Hackers targeted Garmin with a ransomware attack that encrypted the company’s internal systems and shut down critical services like Garmin Connect, flyGarmin, Strava, and inReach. The attack was first detected when an employee’s information was being shared, some information included personal photos and encrypted workstations.
After the hackers encrypted the files they demanded Garmin to pay a ransomware payment of 10 million dollars and in return, the company will gain access to the data. Initially,
Garmin didn’t give in to the ransom but within four days later the company started to restore their services and implemented a decryption key to remove the restrictions on their data, hence they paid the hefty ransom.
In early October of 2020, Software AG Germany’s second-largest software vendor fell victim to a Clop ransomware attack that exploited their corporate files and employee information. Shortly after, Software AG issued a statement that indicated that their internal network was compromised by a malware attack but security researchers found the Clop ransomware executable being used.
According to Software AG, customer-facing cloud services were not impacted by the Clop attack, but both employee personal information and confidential files were breached. The exploited information included Software AG’s internal network and employee laptops which included information belonging to the company’s employees: Passport numbers, photo ID scans, health care information, emails, contact lists, and employment contracts among other items. The incident is yet another sign of ransomware groups increasingly going after large enterprise targets with deep pockets.
On July 22nd and in near succession with the Garmin attack, NorthShore University HealthSystem announced they were part of a data security breach that potentially had affected over 348,000 people.
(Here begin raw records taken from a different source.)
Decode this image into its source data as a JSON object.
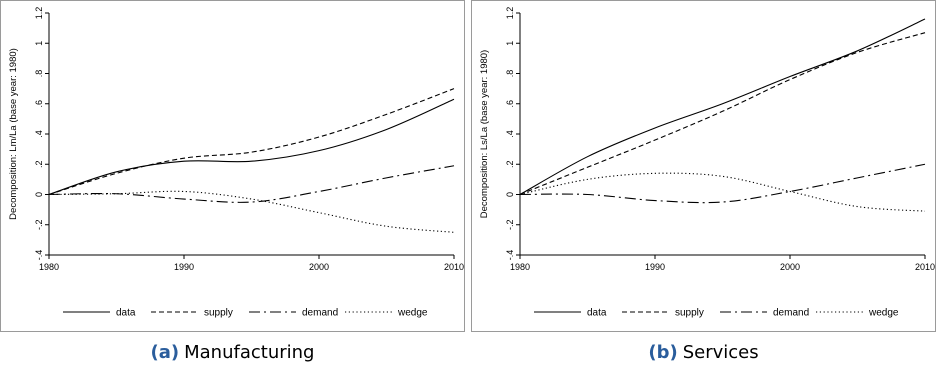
{
  "chart_data": [
    {
      "type": "line",
      "panel_tag": "(a)",
      "caption": "Manufacturing",
      "ylabel": "Decomposition: Lm/La (base year: 1980)",
      "xlabel": "",
      "xlim": [
        1980,
        2010
      ],
      "ylim": [
        -0.4,
        1.2
      ],
      "xticks": [
        1980,
        1990,
        2000,
        2010
      ],
      "yticks": [
        -0.4,
        -0.2,
        0,
        0.2,
        0.4,
        0.6,
        0.8,
        1,
        1.2
      ],
      "ytick_labels": [
        "-.4",
        "-.2",
        "0",
        ".2",
        ".4",
        ".6",
        ".8",
        "1",
        "1.2"
      ],
      "grid": false,
      "legend_position": "bottom",
      "x": [
        1980,
        1985,
        1990,
        1995,
        2000,
        2005,
        2010
      ],
      "series": [
        {
          "name": "data",
          "style": "solid",
          "values": [
            0,
            0.15,
            0.22,
            0.22,
            0.29,
            0.43,
            0.63
          ]
        },
        {
          "name": "supply",
          "style": "dash",
          "values": [
            0,
            0.14,
            0.24,
            0.28,
            0.38,
            0.53,
            0.7
          ]
        },
        {
          "name": "demand",
          "style": "longdash",
          "values": [
            0,
            0.005,
            -0.03,
            -0.05,
            0.02,
            0.11,
            0.19
          ]
        },
        {
          "name": "wedge",
          "style": "dot",
          "values": [
            0,
            0.005,
            0.02,
            -0.03,
            -0.12,
            -0.21,
            -0.25
          ]
        }
      ]
    },
    {
      "type": "line",
      "panel_tag": "(b)",
      "caption": "Services",
      "ylabel": "Decomposition: Ls/La (base year: 1980)",
      "xlabel": "",
      "xlim": [
        1980,
        2010
      ],
      "ylim": [
        -0.4,
        1.2
      ],
      "xticks": [
        1980,
        1990,
        2000,
        2010
      ],
      "yticks": [
        -0.4,
        -0.2,
        0,
        0.2,
        0.4,
        0.6,
        0.8,
        1,
        1.2
      ],
      "ytick_labels": [
        "-.4",
        "-.2",
        "0",
        ".2",
        ".4",
        ".6",
        ".8",
        "1",
        "1.2"
      ],
      "grid": false,
      "legend_position": "bottom",
      "x": [
        1980,
        1985,
        1990,
        1995,
        2000,
        2005,
        2010
      ],
      "series": [
        {
          "name": "data",
          "style": "solid",
          "values": [
            0,
            0.25,
            0.44,
            0.6,
            0.78,
            0.95,
            1.16
          ]
        },
        {
          "name": "supply",
          "style": "dash",
          "values": [
            0,
            0.18,
            0.36,
            0.55,
            0.76,
            0.94,
            1.07
          ]
        },
        {
          "name": "demand",
          "style": "longdash",
          "values": [
            0,
            0,
            -0.04,
            -0.05,
            0.02,
            0.11,
            0.2
          ]
        },
        {
          "name": "wedge",
          "style": "dot",
          "values": [
            0,
            0.1,
            0.14,
            0.12,
            0.02,
            -0.08,
            -0.11
          ]
        }
      ]
    }
  ]
}
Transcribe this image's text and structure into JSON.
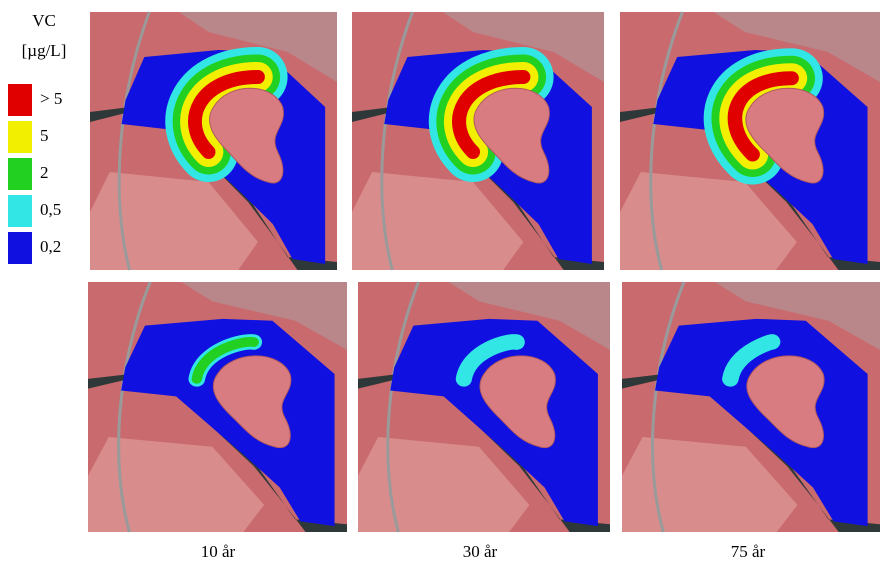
{
  "legend": {
    "title": "VC",
    "unit": "[µg/L]",
    "items": [
      {
        "label": "> 5",
        "color": "#e00000"
      },
      {
        "label": "5",
        "color": "#f2f000"
      },
      {
        "label": "2",
        "color": "#22d022"
      },
      {
        "label": "0,5",
        "color": "#33e6e6"
      },
      {
        "label": "0,2",
        "color": "#1010e0"
      }
    ]
  },
  "columns": [
    "10 år",
    "30 år",
    "75 år"
  ]
}
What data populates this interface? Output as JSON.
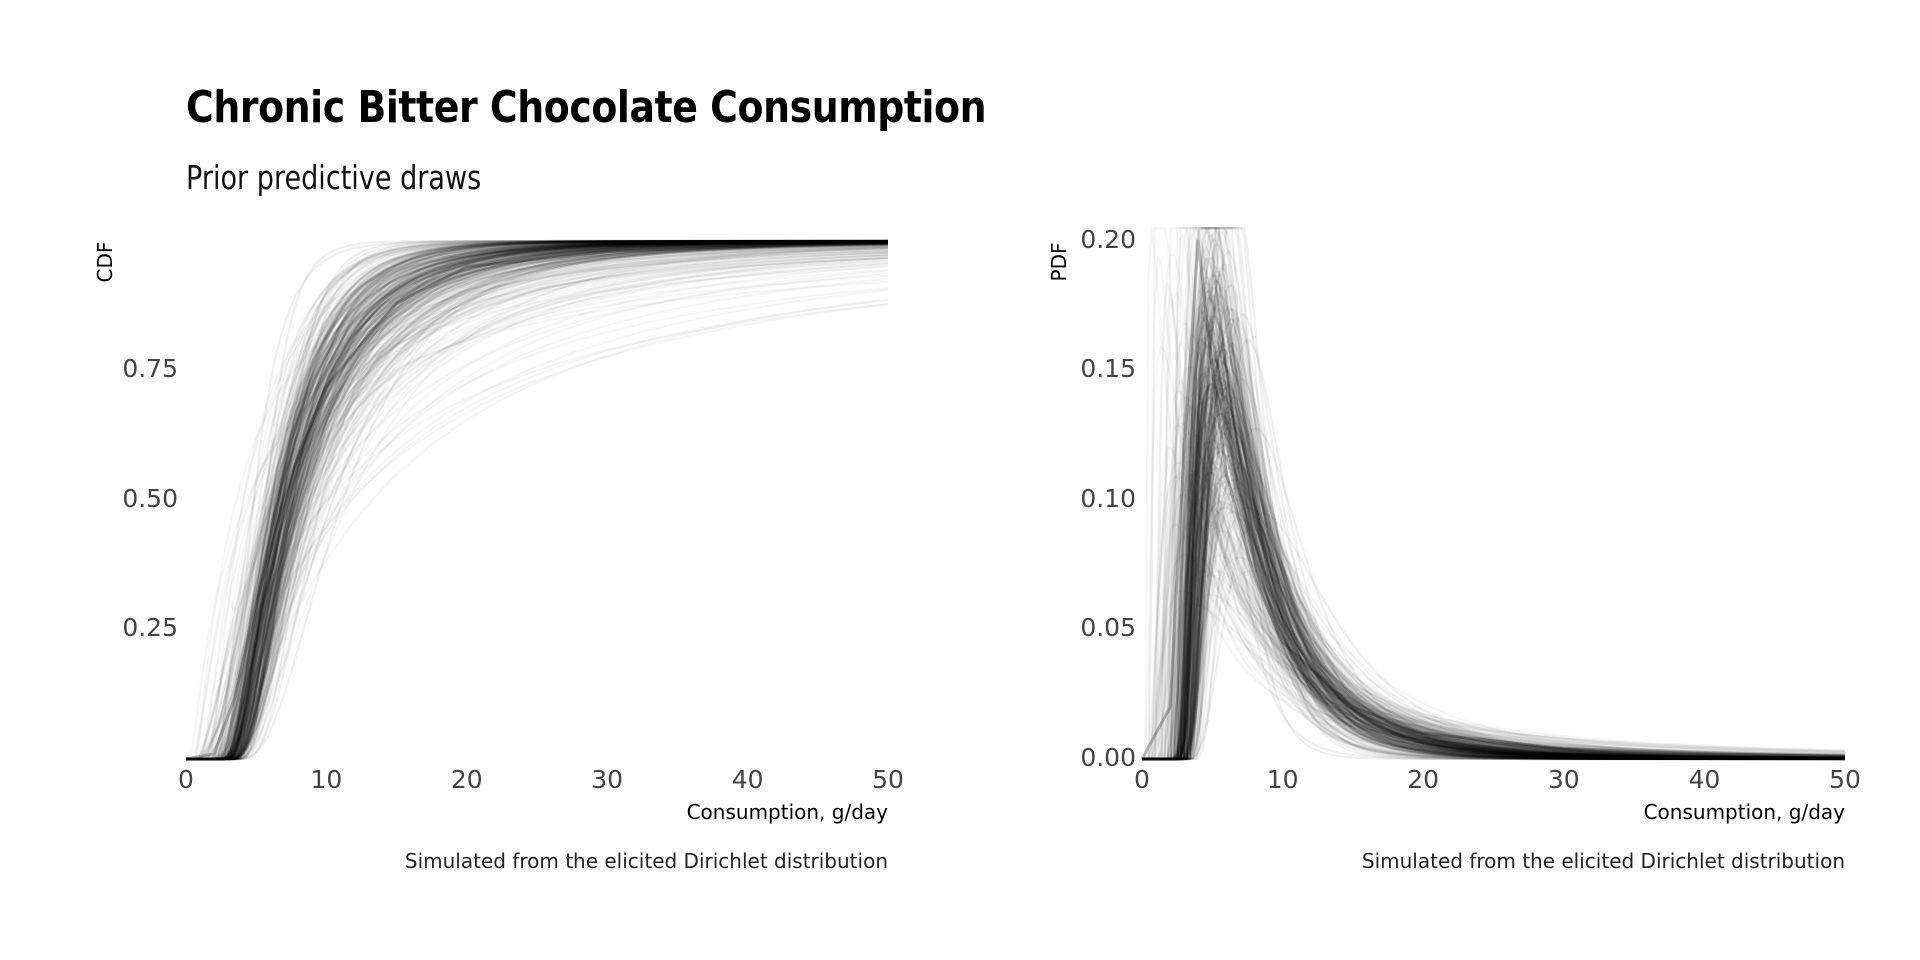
{
  "page": {
    "title": "Chronic Bitter Chocolate Consumption",
    "subtitle": "Prior predictive draws"
  },
  "chart_data": [
    {
      "type": "line",
      "panel": "left",
      "xlabel": "Consumption, g/day",
      "ylabel": "CDF",
      "caption": "Simulated from the elicited Dirichlet distribution",
      "xlim": [
        0,
        50
      ],
      "ylim": [
        0,
        1
      ],
      "x_ticks": [
        "0",
        "10",
        "20",
        "30",
        "40",
        "50"
      ],
      "y_ticks": [
        "0.25",
        "0.50",
        "0.75"
      ],
      "y_tick_values": [
        0.25,
        0.5,
        0.75
      ],
      "grid": false,
      "line_color": "#000000",
      "n_draws_approx": 300,
      "typical_curve": {
        "x": [
          0,
          2,
          3.5,
          5,
          7.5,
          10,
          15,
          20,
          30,
          40,
          50
        ],
        "y": [
          0.0,
          0.01,
          0.12,
          0.3,
          0.55,
          0.72,
          0.88,
          0.95,
          0.98,
          0.99,
          1.0
        ]
      }
    },
    {
      "type": "line",
      "panel": "right",
      "xlabel": "Consumption, g/day",
      "ylabel": "PDF",
      "caption": "Simulated from the elicited Dirichlet distribution",
      "xlim": [
        0,
        50
      ],
      "ylim": [
        0,
        0.2
      ],
      "x_ticks": [
        "0",
        "10",
        "20",
        "30",
        "40",
        "50"
      ],
      "y_ticks": [
        "0.00",
        "0.05",
        "0.10",
        "0.15",
        "0.20"
      ],
      "y_tick_values": [
        0,
        0.05,
        0.1,
        0.15,
        0.2
      ],
      "grid": false,
      "line_color": "#000000",
      "n_draws_approx": 300,
      "typical_curve": {
        "x": [
          0,
          2,
          3,
          4,
          5,
          6,
          8,
          10,
          15,
          20,
          30,
          40,
          50
        ],
        "y": [
          0.0,
          0.02,
          0.12,
          0.2,
          0.15,
          0.11,
          0.07,
          0.045,
          0.02,
          0.01,
          0.004,
          0.002,
          0.001
        ]
      }
    }
  ]
}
They were informed about the breach from a company named Blackbaud, a software services provider to thousands of nonprofit fundraising entities worldwide, including NorthShore Foundation.
According to Blackbaud, the breach occurred due to a ransomware attack on its systems between February 7th and May 20th, during which time unauthorized individuals accessed and extracted some of Blackbaud’s client files.
NorthShore determined that patients’ full names, dates of birth, contact information, admission and discharge dates and more were accessible by the attackers.
As we are at the start of 2021 many more breaches will grab the security headlines and we will learn how hackers are becoming more sophisticated when targeting large organizations. One thing that will never change is how employees unintentionally allow cybercriminals to exploit their information and their organization.
As long as security hygiene isn’t up to par, hackers will continue to exploit organizations where it truly hurts, finally. Hopefully, we can learn from 2020 and avoid becoming a victim listed on the next year’s top attacks.